|Photo credit Paula Fava|
After a few days' rest for Katie and me, the second group of creatives arrived in San Miguel.
What follows will be a taste of this and a taste of that.
More triptychs were created. More tours of San Miguel taken.
From recycled wine bottles to catfood cans, this edifice and home is a source of pleasure and wonder.
We marvelled at the colorful chandelier.
The bathtub Virgin of Guadalupe.
The paving stones of mosaic tiles.
The wall studded with used cat food cans. Delightful.
Also delightful was our cooking class with Kirstin West, a knowledgable expert on indigenous foods and Mexican food history. She served us a wonderful meal that was prepared for the most part while we watched and gave us all recipes to bring home.

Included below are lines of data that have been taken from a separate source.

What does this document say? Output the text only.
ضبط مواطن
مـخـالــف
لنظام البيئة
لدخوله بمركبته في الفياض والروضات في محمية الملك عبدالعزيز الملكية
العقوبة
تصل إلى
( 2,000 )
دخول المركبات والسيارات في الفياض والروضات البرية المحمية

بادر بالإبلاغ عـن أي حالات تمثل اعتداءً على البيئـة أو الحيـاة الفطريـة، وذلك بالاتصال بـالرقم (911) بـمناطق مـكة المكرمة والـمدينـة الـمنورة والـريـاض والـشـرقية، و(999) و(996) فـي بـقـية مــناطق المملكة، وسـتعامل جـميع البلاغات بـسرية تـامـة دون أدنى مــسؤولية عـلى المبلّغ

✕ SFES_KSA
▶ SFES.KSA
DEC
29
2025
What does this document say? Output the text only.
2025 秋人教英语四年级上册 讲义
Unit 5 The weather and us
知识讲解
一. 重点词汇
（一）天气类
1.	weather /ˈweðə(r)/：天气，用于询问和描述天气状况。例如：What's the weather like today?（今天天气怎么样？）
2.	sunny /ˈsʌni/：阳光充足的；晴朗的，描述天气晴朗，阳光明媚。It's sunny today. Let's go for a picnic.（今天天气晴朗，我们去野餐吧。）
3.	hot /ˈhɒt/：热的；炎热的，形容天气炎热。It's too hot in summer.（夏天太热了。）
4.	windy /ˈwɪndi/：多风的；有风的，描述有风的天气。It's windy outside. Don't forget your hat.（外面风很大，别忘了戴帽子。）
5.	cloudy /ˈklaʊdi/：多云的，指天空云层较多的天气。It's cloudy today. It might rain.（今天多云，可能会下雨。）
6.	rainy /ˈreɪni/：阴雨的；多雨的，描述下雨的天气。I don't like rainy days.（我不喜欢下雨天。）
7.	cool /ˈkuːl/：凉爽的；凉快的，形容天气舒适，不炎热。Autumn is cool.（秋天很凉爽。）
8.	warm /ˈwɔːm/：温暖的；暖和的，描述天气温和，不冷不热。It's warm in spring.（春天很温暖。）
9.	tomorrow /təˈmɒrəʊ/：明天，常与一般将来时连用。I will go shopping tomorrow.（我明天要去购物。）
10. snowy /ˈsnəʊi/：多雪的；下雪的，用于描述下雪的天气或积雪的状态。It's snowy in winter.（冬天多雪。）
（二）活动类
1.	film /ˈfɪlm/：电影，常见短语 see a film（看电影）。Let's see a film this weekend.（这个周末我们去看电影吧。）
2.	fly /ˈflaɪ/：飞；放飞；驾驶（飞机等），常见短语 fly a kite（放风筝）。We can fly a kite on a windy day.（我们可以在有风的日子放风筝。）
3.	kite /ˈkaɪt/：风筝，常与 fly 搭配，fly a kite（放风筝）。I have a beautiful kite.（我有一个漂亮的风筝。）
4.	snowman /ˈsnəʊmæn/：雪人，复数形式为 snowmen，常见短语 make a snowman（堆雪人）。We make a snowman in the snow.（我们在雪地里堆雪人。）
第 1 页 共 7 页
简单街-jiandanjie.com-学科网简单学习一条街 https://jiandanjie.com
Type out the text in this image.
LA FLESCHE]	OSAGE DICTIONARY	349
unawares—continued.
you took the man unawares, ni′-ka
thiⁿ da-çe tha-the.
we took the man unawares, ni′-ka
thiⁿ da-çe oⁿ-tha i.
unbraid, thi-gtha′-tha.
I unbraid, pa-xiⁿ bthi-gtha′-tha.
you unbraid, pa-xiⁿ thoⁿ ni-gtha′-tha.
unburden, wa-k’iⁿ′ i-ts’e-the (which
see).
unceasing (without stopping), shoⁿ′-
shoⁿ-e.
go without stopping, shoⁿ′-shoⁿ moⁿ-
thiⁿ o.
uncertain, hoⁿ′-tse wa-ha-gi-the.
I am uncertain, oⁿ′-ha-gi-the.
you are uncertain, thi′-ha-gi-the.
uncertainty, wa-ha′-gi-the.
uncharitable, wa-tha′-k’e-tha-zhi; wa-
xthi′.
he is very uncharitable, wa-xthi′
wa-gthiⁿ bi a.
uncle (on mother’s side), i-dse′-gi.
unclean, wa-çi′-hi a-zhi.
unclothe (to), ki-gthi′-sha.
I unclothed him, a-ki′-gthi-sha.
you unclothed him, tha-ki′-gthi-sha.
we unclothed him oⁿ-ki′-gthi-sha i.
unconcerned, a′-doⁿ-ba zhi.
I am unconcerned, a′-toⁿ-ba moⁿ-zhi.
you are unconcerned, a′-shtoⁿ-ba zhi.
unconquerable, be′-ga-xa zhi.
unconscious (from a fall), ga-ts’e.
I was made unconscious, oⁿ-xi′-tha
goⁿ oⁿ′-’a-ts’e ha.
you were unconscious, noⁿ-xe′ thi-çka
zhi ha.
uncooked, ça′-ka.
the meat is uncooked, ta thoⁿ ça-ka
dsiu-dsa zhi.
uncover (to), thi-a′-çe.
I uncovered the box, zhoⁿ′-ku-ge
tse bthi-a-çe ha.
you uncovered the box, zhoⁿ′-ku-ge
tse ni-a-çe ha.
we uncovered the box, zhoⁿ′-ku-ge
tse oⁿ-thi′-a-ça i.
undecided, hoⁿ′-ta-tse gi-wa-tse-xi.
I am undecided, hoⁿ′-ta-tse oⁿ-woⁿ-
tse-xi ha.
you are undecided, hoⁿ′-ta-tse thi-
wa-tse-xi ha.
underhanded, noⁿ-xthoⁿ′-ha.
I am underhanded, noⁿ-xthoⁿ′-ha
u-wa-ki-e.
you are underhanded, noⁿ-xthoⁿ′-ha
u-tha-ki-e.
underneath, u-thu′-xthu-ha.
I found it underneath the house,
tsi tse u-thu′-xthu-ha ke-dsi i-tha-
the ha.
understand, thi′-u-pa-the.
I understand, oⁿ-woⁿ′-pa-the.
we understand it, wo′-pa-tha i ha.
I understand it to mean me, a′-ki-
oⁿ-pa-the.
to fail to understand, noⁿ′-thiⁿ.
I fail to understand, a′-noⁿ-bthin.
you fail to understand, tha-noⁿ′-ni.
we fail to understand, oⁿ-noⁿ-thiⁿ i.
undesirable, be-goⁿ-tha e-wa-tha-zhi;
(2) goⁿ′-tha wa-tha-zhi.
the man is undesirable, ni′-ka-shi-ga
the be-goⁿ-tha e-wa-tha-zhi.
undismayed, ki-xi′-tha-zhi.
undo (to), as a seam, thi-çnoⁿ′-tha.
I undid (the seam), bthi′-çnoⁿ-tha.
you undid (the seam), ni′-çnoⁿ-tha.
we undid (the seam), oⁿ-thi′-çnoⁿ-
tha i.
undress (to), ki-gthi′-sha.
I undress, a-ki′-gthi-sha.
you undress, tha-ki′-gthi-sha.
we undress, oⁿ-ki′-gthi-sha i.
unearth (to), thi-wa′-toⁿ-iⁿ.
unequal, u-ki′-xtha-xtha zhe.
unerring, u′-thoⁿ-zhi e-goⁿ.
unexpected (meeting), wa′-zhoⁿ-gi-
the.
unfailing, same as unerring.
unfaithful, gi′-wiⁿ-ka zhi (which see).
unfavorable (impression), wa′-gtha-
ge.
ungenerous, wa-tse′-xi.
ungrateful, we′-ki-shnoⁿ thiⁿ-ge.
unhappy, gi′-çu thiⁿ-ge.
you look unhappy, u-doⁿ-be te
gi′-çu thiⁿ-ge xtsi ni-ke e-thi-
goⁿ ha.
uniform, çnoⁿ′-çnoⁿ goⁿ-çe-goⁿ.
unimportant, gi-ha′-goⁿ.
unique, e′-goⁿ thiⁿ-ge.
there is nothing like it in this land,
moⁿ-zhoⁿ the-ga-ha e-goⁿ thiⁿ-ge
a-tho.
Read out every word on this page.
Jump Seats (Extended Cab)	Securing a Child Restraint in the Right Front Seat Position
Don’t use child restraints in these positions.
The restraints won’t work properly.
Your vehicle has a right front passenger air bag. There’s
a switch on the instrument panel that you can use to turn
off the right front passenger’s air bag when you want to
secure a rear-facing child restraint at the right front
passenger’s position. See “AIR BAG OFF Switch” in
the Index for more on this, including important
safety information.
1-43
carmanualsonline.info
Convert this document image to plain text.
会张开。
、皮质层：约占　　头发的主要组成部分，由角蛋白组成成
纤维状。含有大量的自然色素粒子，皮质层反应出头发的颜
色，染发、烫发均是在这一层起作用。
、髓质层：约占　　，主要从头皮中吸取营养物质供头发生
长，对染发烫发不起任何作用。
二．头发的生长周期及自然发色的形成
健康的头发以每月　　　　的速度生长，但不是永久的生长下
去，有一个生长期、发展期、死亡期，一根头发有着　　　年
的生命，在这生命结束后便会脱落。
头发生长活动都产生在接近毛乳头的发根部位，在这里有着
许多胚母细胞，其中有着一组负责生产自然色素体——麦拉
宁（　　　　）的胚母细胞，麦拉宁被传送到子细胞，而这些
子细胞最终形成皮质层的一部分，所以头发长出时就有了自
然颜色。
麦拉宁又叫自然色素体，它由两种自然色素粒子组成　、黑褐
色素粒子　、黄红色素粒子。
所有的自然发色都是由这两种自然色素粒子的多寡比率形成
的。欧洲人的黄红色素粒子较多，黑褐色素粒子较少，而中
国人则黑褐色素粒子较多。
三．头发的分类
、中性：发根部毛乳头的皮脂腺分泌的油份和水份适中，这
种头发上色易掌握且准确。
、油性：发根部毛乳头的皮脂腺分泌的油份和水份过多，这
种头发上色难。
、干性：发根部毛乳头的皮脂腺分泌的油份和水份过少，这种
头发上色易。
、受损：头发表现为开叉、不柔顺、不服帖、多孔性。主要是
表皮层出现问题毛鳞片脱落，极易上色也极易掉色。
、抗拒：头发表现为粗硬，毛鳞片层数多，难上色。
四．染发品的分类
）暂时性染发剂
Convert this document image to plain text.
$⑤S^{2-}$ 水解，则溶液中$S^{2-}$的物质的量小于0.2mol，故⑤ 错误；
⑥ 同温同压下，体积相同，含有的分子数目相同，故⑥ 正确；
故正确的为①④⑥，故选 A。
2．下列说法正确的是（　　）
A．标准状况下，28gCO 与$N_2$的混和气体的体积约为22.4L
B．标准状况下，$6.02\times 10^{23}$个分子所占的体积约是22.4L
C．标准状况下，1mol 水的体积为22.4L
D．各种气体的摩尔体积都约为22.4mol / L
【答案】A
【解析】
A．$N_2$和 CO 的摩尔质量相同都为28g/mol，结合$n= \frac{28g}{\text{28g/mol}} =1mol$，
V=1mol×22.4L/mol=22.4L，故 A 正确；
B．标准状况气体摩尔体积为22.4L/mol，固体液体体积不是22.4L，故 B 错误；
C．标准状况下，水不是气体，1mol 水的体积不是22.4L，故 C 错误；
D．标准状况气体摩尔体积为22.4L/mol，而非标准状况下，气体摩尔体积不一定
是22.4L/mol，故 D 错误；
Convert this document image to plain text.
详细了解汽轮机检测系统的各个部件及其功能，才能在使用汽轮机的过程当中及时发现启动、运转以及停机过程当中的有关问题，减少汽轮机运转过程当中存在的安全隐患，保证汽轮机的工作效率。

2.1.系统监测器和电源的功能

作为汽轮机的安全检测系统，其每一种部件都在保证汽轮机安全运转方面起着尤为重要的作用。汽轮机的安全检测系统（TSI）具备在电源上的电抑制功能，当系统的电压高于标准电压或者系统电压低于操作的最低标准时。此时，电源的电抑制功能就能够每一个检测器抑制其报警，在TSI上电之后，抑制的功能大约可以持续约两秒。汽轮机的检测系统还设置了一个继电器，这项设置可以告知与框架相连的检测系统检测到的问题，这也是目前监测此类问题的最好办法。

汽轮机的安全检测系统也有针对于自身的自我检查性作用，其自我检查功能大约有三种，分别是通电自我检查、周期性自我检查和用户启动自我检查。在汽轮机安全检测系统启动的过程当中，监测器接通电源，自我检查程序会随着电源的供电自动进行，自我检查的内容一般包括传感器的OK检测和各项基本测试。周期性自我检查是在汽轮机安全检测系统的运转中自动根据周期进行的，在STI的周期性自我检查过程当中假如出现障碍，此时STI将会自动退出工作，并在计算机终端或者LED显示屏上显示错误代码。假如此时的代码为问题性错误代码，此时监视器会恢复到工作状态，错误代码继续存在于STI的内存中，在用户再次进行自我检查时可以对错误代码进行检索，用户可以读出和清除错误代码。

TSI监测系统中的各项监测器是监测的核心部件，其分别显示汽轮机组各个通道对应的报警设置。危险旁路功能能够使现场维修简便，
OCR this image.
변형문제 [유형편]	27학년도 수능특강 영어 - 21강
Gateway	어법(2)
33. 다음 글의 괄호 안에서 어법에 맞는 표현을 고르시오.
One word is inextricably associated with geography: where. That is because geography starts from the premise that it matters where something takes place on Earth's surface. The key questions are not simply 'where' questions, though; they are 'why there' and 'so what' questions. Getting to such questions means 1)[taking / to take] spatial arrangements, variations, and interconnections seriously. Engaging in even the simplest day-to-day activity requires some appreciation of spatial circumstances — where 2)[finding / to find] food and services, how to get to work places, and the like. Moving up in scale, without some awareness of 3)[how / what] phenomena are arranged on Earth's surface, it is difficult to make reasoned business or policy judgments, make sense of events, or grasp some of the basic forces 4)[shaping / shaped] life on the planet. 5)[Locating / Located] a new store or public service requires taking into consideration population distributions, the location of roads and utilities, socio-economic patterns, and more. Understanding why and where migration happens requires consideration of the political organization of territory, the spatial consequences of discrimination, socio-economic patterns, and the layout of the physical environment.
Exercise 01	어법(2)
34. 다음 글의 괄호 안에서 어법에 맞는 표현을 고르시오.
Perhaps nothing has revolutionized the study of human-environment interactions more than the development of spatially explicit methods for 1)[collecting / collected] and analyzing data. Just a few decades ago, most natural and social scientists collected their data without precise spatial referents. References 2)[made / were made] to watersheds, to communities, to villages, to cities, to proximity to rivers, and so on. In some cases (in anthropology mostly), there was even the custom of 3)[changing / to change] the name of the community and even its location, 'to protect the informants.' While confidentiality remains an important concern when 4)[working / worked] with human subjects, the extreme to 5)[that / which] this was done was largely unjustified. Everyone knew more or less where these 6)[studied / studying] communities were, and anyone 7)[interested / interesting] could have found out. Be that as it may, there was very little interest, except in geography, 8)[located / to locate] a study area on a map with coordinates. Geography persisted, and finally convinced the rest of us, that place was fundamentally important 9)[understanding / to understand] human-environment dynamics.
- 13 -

Of course we had calacas in our midst!
Group explorations of the safe and beautiful streets.
Living art and endless time to create.
Again, plaster, wax, paint, repeat.
All in a tranquil courtyard where meals could be smelled being prepared for us and where we were steps away from our quiet rooms for naps or alone time.
On one of our tours we visited this chapel in the courtyard of the first church in old San Miguel which is out in the country now. I loved the boulders incorporated into the walls and door sills of this church. Surely a difficult job for the artisans who built it.
On the road to Tierra Blanca. Some of the beautiful country that surrounds San Miguel.
These are some of the pouches we fashioned to hold our creations. Each one a reflection of it's maker.
One day Kathy Vezzani (check out her link! Wonderful photos of the trip!) took Katie and I to the home of her friend where I shot these two tin retablos.
The man who we visited is an avid foodie and I thought these retablos were perfect. Some day I want to paint my own.
This was the rooftop seating area of the same house. Exquisite.
And a typical street in the town of Tierra Blanca. I fell in love with this town, smallish and nestled right in the mountains.
More creations by the pilgrims.
Mexico's bounty. Surrounding us everywhere.
And like all moments in time, we at last had to part and return to our separate lives.
It was one week ago today (Thursday the 14th) that I bid Mexico good-bye once again and headed home.
Last night John noticed the fog creeping toward the pasture on its way to engulf us here. It has been mild and foggy; no killing frost so far.
This is our poor persimmon tree, victim of her own success.
Spectacular fall and a rising moon to welcome us home.
Sending good wishes to all. Time to start planning Thanksgiving!